Os pais e a avó da criança, que morreu aos seis anos, estão acusados de homicídio qualificado, abuso infantil e sequestro.

Deshaun Martínez, um menino seis anos, morreu em março, em Coconino, no estado do Arizona, Estados Unidos. Cerca de três meses após a sua morte, a polícia local revelou, ontem, o relatório da autópsia da criança, na qual é confirmado Martínez morreu de subnutrição.

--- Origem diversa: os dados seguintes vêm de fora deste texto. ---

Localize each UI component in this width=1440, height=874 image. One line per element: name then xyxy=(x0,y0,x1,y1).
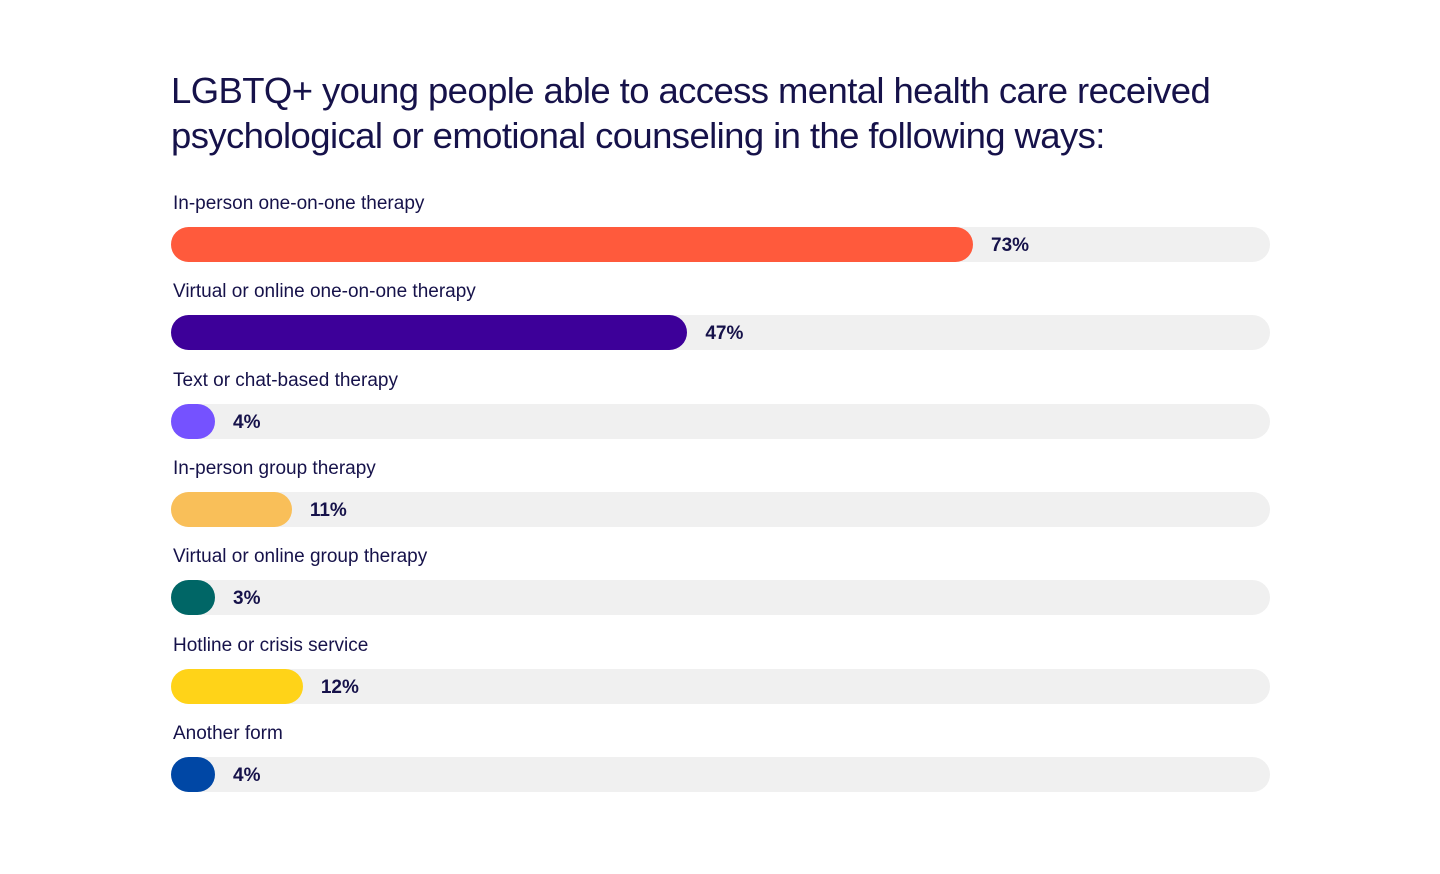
category-label: Virtual or online group therapy xyxy=(173,546,428,568)
chart-title-line-1: LGBTQ+ young people able to access menta… xyxy=(171,70,1211,111)
bar-track: 73% xyxy=(171,227,1270,262)
category-label: In-person one-on-one therapy xyxy=(173,193,425,214)
value-label: 4% xyxy=(233,411,261,433)
chart-title: LGBTQ+ young people able to access menta… xyxy=(171,68,1270,158)
value-label: 12% xyxy=(320,676,359,698)
category-label: Hotline or crisis service xyxy=(173,634,369,656)
bar-track: 11% xyxy=(171,491,1270,527)
bar xyxy=(171,668,303,704)
value-label: 4% xyxy=(233,764,261,786)
bar-track: 4% xyxy=(171,756,1270,792)
value-label: 11% xyxy=(309,499,347,521)
bar-row: Another form 4% xyxy=(171,722,1270,794)
bar-row: In-person group therapy 11% xyxy=(171,457,1270,529)
chart: LGBTQ+ young people able to access menta… xyxy=(171,68,1270,792)
bar xyxy=(171,403,215,439)
category-label: Text or chat-based therapy xyxy=(173,369,398,391)
bar-row: Text or chat-based therapy 4% xyxy=(171,369,1270,441)
bar-row: In-person one-on-one therapy 73% xyxy=(171,192,1270,264)
bar-row: Hotline or crisis service 12% xyxy=(171,634,1270,706)
bar xyxy=(171,315,688,351)
category-label: Virtual or online one-on-one therapy xyxy=(173,281,476,303)
bar-track: 47% xyxy=(171,315,1270,351)
bar xyxy=(171,580,215,616)
bar xyxy=(171,227,973,262)
category-label: In-person group therapy xyxy=(173,457,376,479)
bar-row: Virtual or online group therapy 3% xyxy=(171,545,1270,617)
bar-track: 3% xyxy=(171,580,1270,616)
chart-title-line-2: psychological or emotional counseling in… xyxy=(171,115,1105,156)
bar-row: Virtual or online one-on-one therapy 47% xyxy=(171,280,1270,352)
bar xyxy=(171,491,292,527)
bar xyxy=(171,756,215,792)
value-label: 47% xyxy=(705,323,744,345)
value-label: 3% xyxy=(233,588,261,610)
value-label: 73% xyxy=(991,235,1030,256)
category-label: Another form xyxy=(173,722,283,744)
bar-track: 4% xyxy=(171,403,1270,439)
bar-track: 12% xyxy=(171,668,1270,704)
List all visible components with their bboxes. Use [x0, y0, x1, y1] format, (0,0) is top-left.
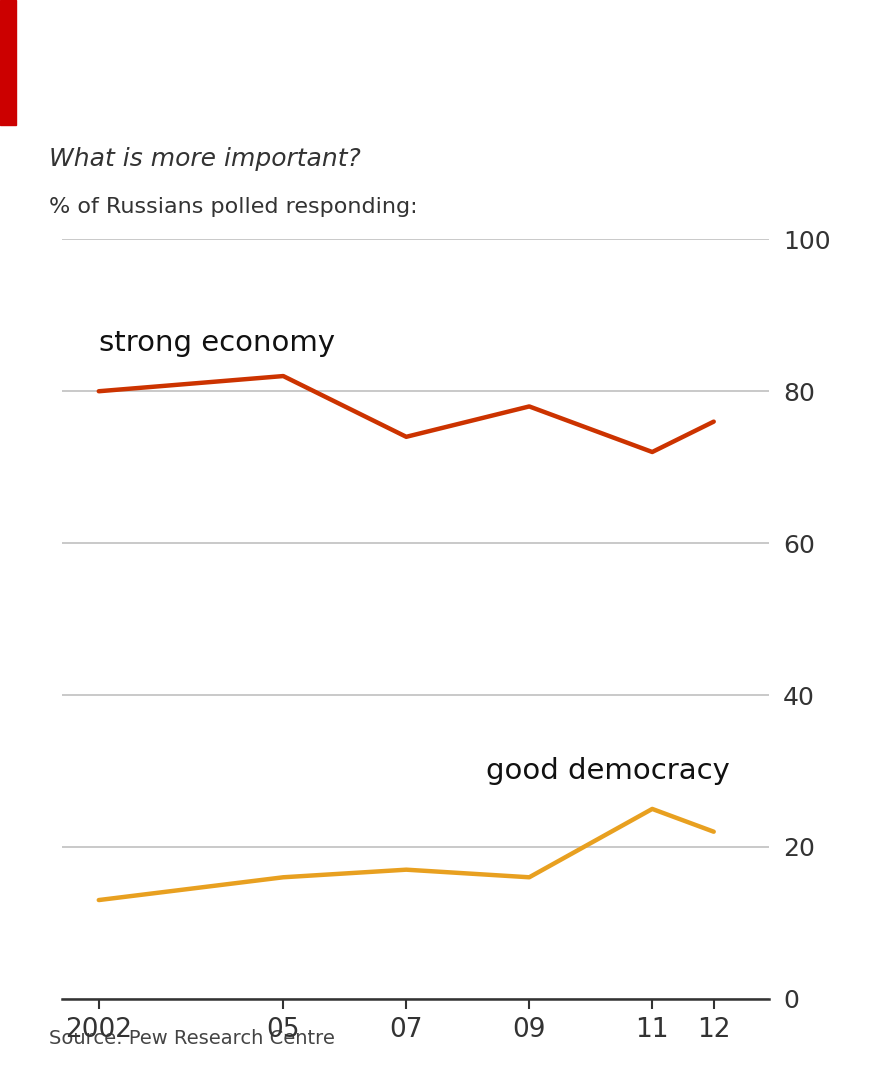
Text: What is more important?: What is more important?	[49, 147, 361, 172]
Text: % of Russians polled responding:: % of Russians polled responding:	[49, 197, 417, 218]
Bar	[0, 0, 16, 125]
Text: Riches over rights: Riches over rights	[34, 37, 573, 88]
Text: Source: Pew Research Centre: Source: Pew Research Centre	[49, 1029, 334, 1049]
Text: good democracy: good democracy	[486, 757, 730, 784]
Text: strong economy: strong economy	[99, 329, 335, 357]
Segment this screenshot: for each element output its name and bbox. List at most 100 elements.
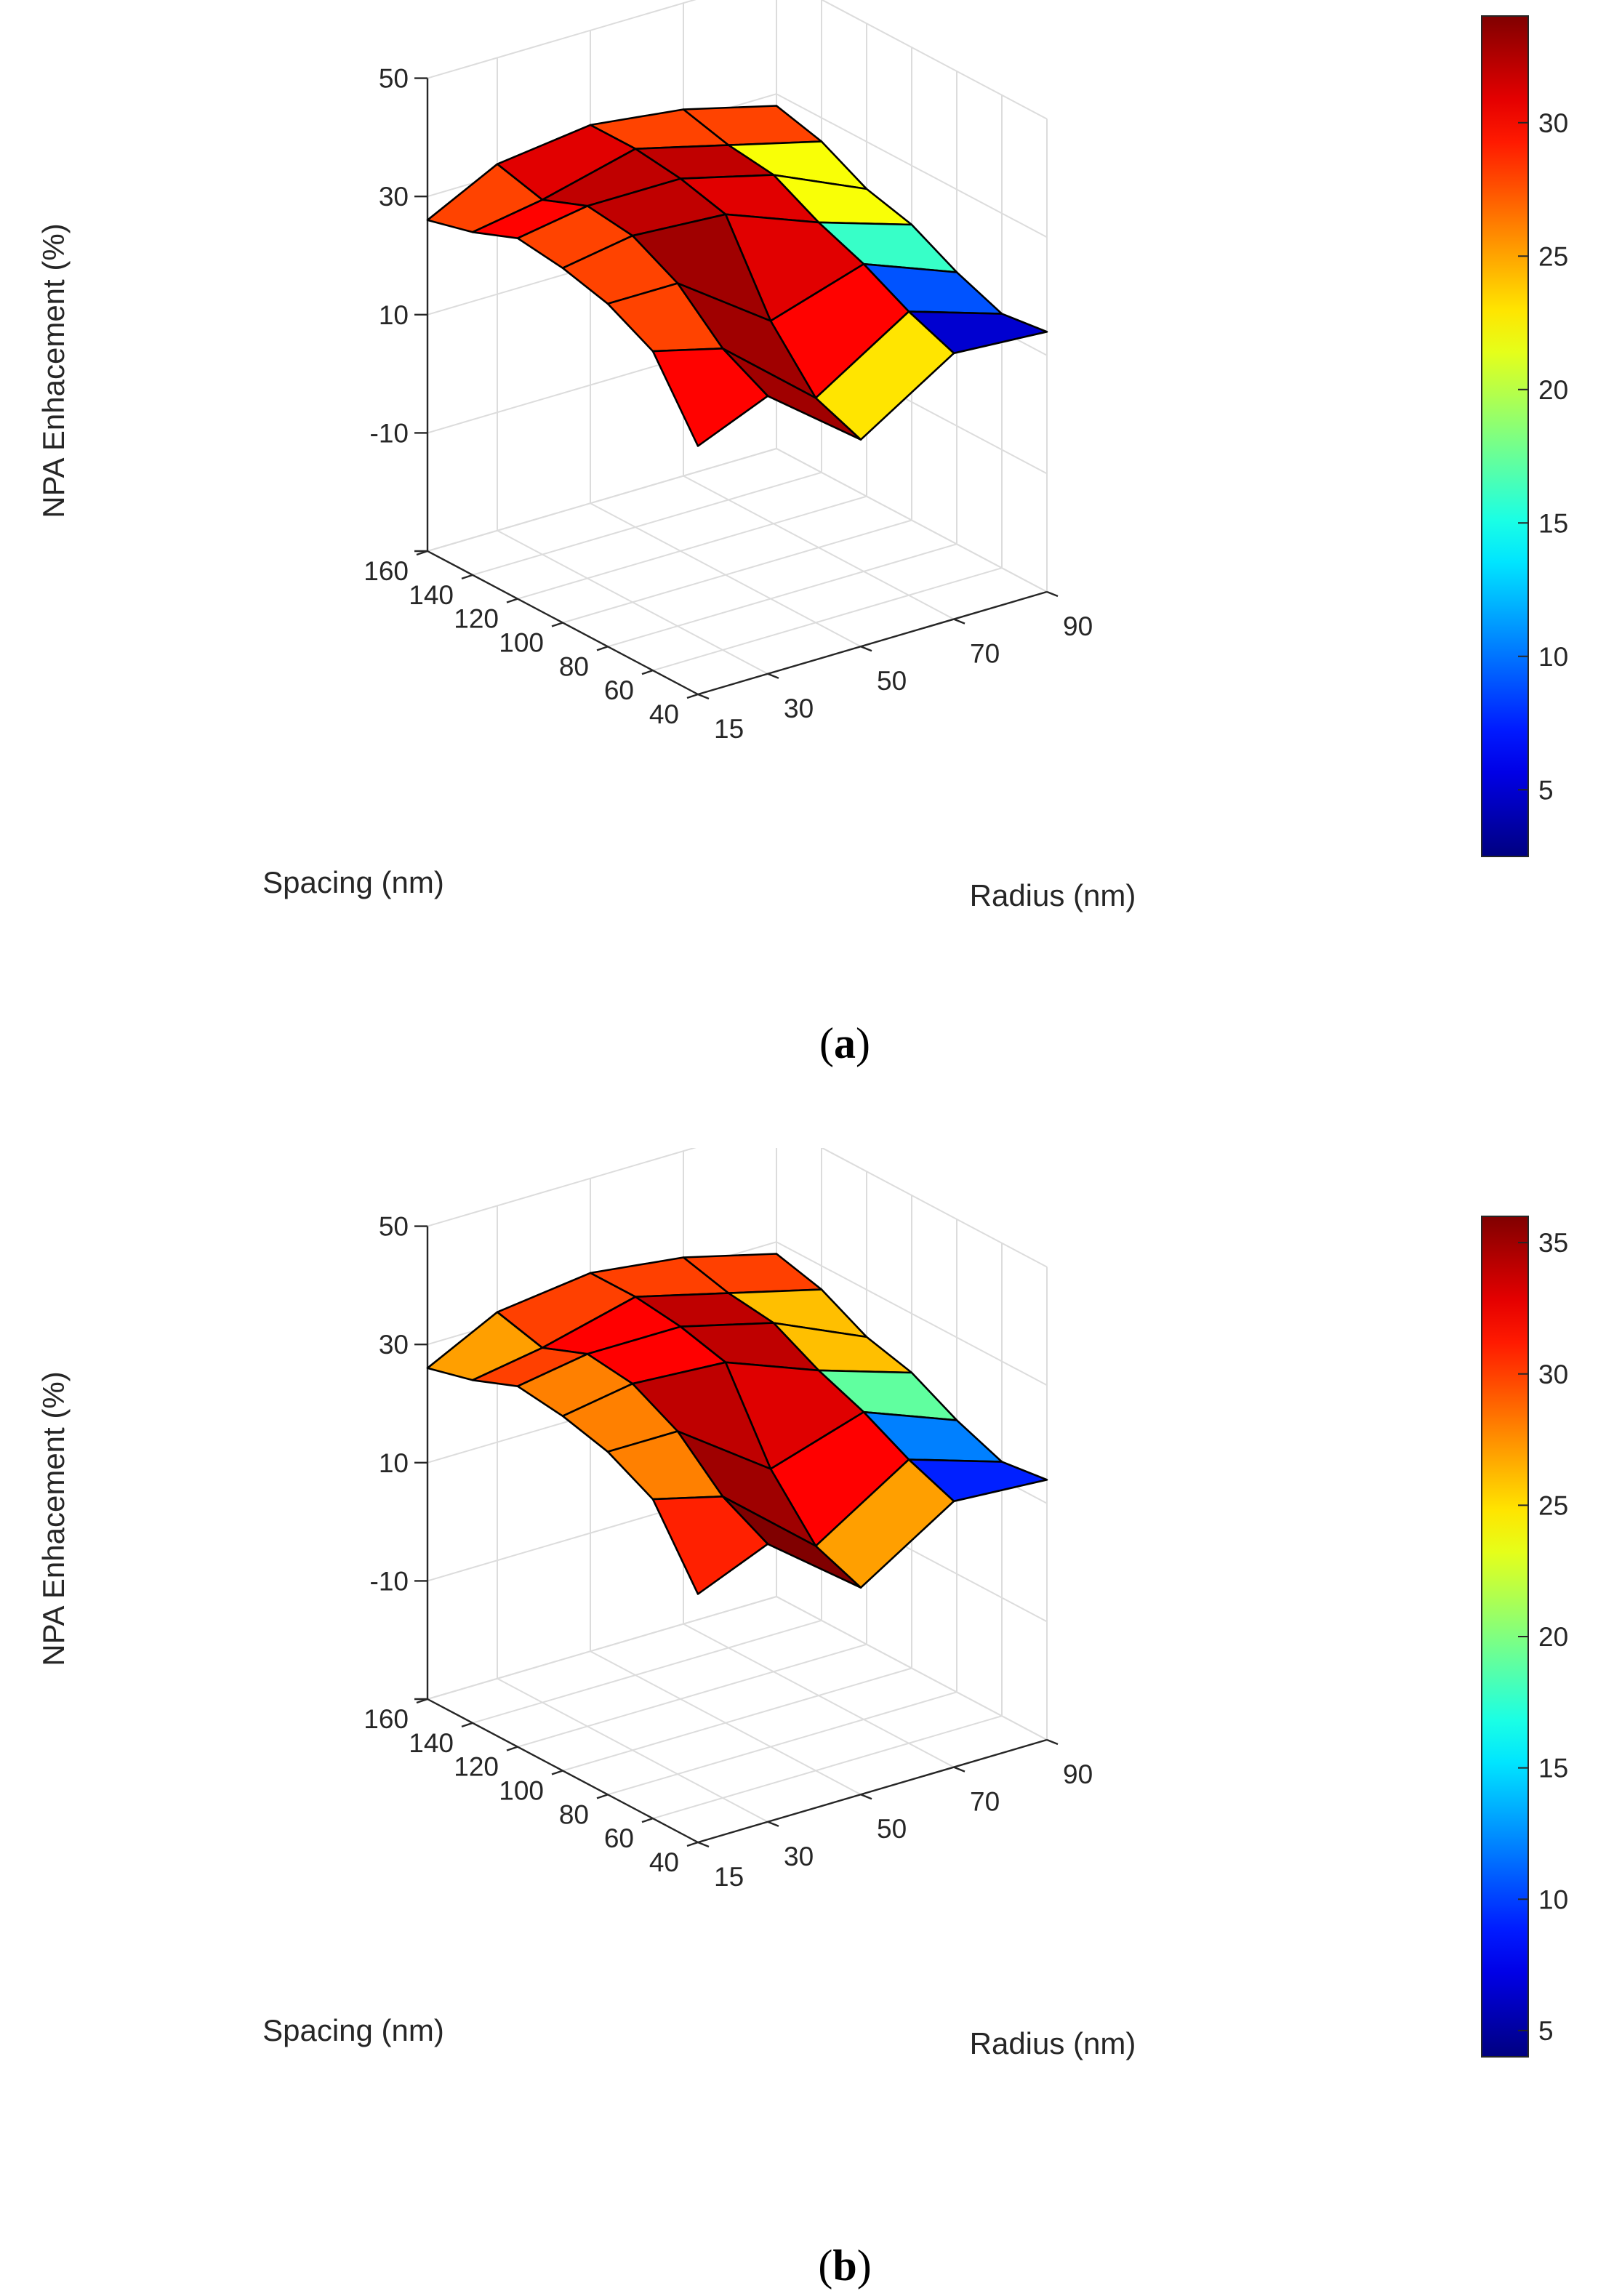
radius-tick-mark — [953, 618, 965, 625]
spacing-tick-label: 40 — [649, 1847, 679, 1877]
radius-tick-mark — [767, 673, 779, 679]
radius-tick-label: 30 — [784, 1842, 814, 1871]
colorbar: 35 30 25 20 15 10 5 — [1481, 1216, 1568, 2058]
radius-tick-label: 50 — [877, 666, 907, 696]
caption-letter: a — [834, 1019, 856, 1067]
colorbar-tick-label: 15 — [1538, 1754, 1568, 1783]
spacing-axis-title: Spacing (nm) — [262, 865, 444, 899]
radius-tick-label: 50 — [877, 1814, 907, 1844]
radius-tick-label: 90 — [1063, 611, 1093, 641]
colorbar-gradient — [1481, 15, 1529, 857]
z-tick-label: 50 — [379, 64, 409, 94]
z-tick-label: 10 — [379, 300, 409, 330]
z-axis-title: NPA Enhacement (%) — [36, 1371, 71, 1666]
radius-tick-mark — [767, 1821, 779, 1827]
z-tick-label: -10 — [370, 1566, 409, 1596]
colorbar-tick-label: 30 — [1538, 108, 1568, 138]
caption-letter: b — [832, 2241, 856, 2289]
colorbar-tick-label: 30 — [1538, 1360, 1568, 1389]
grid-line — [652, 567, 1003, 672]
radius-tick-mark — [697, 693, 710, 700]
radius-tick-mark — [1046, 1738, 1059, 1746]
grid-line — [607, 543, 957, 648]
spacing-tick-mark — [641, 670, 654, 675]
spacing-tick-mark — [686, 693, 699, 699]
colorbar: 30 25 20 15 10 5 — [1481, 15, 1568, 857]
colorbar-tick-label: 25 — [1538, 1490, 1568, 1520]
radius-tick-label: 70 — [970, 1787, 1000, 1817]
grid-line — [427, 448, 777, 552]
grid-line — [472, 471, 822, 576]
colorbar-tick-label: 25 — [1538, 241, 1568, 271]
spacing-tick-label: 120 — [454, 1752, 499, 1782]
grid-line — [562, 519, 912, 624]
radius-tick-mark — [860, 1794, 872, 1800]
surface — [426, 1253, 1048, 1595]
colorbar-tick-label: 20 — [1538, 1622, 1568, 1652]
radius-tick-label: 90 — [1063, 1759, 1093, 1789]
spacing-tick-mark — [416, 1698, 428, 1704]
spacing-tick-label: 140 — [409, 1728, 454, 1758]
radius-axis-line — [697, 590, 1048, 696]
spacing-tick-mark — [461, 1722, 473, 1727]
radius-tick-label: 15 — [714, 714, 744, 744]
spacing-tick-label: 100 — [499, 628, 544, 658]
grid-line — [517, 495, 867, 600]
spacing-tick-mark — [641, 1818, 654, 1823]
surface-patch — [651, 347, 769, 447]
spacing-tick-mark — [596, 646, 609, 651]
colorbar-tick-label: 10 — [1538, 1884, 1568, 1914]
spacing-tick-mark — [506, 1746, 518, 1751]
grid-line — [652, 1715, 1003, 1820]
grid-line — [427, 1148, 696, 1227]
grid-line — [776, 93, 1048, 238]
grid-line — [427, 1596, 777, 1700]
grid-line — [427, 0, 696, 79]
z-tick-label: 50 — [379, 1212, 409, 1242]
radius-tick-mark — [1046, 590, 1059, 598]
z-tick-label: 30 — [379, 182, 409, 212]
spacing-tick-label: 120 — [454, 604, 499, 634]
colorbar-tick-label: 5 — [1538, 775, 1554, 805]
spacing-tick-mark — [596, 1794, 609, 1799]
radius-tick-label: 70 — [970, 639, 1000, 669]
radius-tick-label: 15 — [714, 1862, 744, 1892]
grid-line — [820, 1148, 1048, 1268]
z-tick-label: 10 — [379, 1448, 409, 1478]
spacing-tick-mark — [551, 1770, 563, 1775]
spacing-tick-label: 80 — [559, 651, 589, 681]
surface-patch — [651, 1495, 769, 1595]
spacing-tick-mark — [686, 1841, 699, 1847]
figure-caption: (a) — [819, 1019, 870, 1067]
grid-line — [776, 1241, 1048, 1386]
figure-caption: (b) — [818, 2241, 871, 2289]
colorbar-tick-label: 10 — [1538, 642, 1568, 672]
z-tick-label: 30 — [379, 1330, 409, 1360]
radius-tick-mark — [697, 1841, 710, 1848]
spacing-tick-label: 40 — [649, 699, 679, 729]
colorbar-tick-label: 5 — [1538, 2016, 1554, 2046]
grid-line — [472, 1619, 822, 1724]
colorbar-tick-label: 20 — [1538, 375, 1568, 405]
radius-axis-line — [697, 1738, 1048, 1844]
radius-axis-title: Radius (nm) — [970, 2026, 1136, 2060]
radius-tick-mark — [953, 1766, 965, 1773]
spacing-tick-label: 160 — [364, 1704, 409, 1734]
z-axis-title: NPA Enhacement (%) — [36, 223, 71, 518]
grid-line — [517, 1643, 867, 1748]
surface — [426, 105, 1048, 447]
spacing-tick-mark — [416, 550, 428, 556]
spacing-tick-label: 60 — [604, 1823, 634, 1853]
grid-line — [562, 1667, 912, 1772]
spacing-tick-mark — [506, 598, 518, 603]
chart-panel-a: 50 30 10 -10 160 140 120 100 80 60 40 15 30 50 70 90 NPA… — [36, 0, 1568, 1067]
spacing-tick-label: 100 — [499, 1776, 544, 1806]
chart-panel-b: 50 30 10 -10 160 140 120 100 80 60 40 15 30 50 70 90 NPA… — [0, 1148, 1614, 2296]
colorbar-tick-label: 15 — [1538, 508, 1568, 538]
spacing-tick-mark — [461, 574, 473, 579]
z-tick-label: -10 — [370, 418, 409, 448]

O documento, segundo a comunicação-social norte-americana, detalhou ainda que o menor pesava oito quilos quando faleceu.

Martínez e o irmão mais velho, cuja idade ou estado de saúde não foram revelados, eram fechados pelos pais num armário durante 16 horas por dia.

Os procuradores têm agora até ao final de julho para decidirem se vão pedir pena de morte (ainda em vigor naquele estado) para os pais, Anthony Martínez e Elizabeth Archibeque, e para a avó da criança, Elizabeth Archibeque. Os três suspeitos, que se dizem inocentes, estão acusados de homicídio qualificado, sequestro e abuso infantil.

Na altura da morte do menino, os familiares justificaram o peso da criança à toma de medicamentos para emagrecer. Contudo, depois, os progenitores reconheceram que castigavam os filhos deixando-os num armário fechado e que tinham dado “pouca comida” aos dois rapazes porque estes “roubavam alimentos” de noite, enquanto a família dormia.

O relatório da autópsia refere ainda que o menor tinha vários arranhões e nódoas negras no corpo.